The present work describes the in vitro infection of a cell line Lulo, derived from Lutzomyia longipalpis
embryonic tissue, by Leishmania (L.) chagasi
promastigotes. This infection process is compared with a parallel one developed using the J774 cell line. The L. chagasi
MH/CO/84/CI-044B strain was used for experimental infection in two cell lines. The cells were seeded on glass coverslips in 24-well plates to reach a final number of 2x105
cells/well. Parasites were added to the adhered Lulo and J774 cells in a 10:1 ratio and were incubated at 28 and 37°C respectively. After 2, 4, 6, 8, and 10 days post-infection, the cells were extensively washed with PBS, fixed with methanol, and stained with Giemsa.

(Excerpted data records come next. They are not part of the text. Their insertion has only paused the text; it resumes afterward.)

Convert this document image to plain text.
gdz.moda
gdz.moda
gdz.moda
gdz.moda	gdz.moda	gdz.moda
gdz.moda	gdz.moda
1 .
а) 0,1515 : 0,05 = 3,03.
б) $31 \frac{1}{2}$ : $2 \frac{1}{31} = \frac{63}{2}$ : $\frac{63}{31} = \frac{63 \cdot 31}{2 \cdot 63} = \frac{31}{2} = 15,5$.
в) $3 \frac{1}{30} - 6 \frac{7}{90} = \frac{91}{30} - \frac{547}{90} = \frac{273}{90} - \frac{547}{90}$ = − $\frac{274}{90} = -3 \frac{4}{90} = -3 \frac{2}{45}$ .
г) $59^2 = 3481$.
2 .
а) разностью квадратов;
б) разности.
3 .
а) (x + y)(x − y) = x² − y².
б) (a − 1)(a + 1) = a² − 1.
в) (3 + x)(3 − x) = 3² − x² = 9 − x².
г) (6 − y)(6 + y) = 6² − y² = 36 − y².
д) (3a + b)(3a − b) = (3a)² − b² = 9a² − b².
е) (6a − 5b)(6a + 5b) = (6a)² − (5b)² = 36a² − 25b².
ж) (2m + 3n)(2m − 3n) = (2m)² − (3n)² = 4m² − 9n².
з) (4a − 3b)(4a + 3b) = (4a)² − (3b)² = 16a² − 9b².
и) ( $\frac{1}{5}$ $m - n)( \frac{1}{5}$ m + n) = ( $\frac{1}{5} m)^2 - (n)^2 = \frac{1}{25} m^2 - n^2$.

The number of internalized parasites was determined by counting at least 400 cultured cells on each coverslip. The results showed continuous interaction between L. chagasi
promastigotes with the cell lines. Some ultrastructural characteristics of the amastigote forms were observed using transmission electron microscopy. The highest percentage of infection in Lulo cells was registered on day 6 post-infection (29.6%) and on day 4 in the J774 cells (51%). This work shows similarities and differences in the L. chagasi
experimental infection process in the two cell lines. However, Lulo cells emerge as a new model to study the life-cycle of this parasite.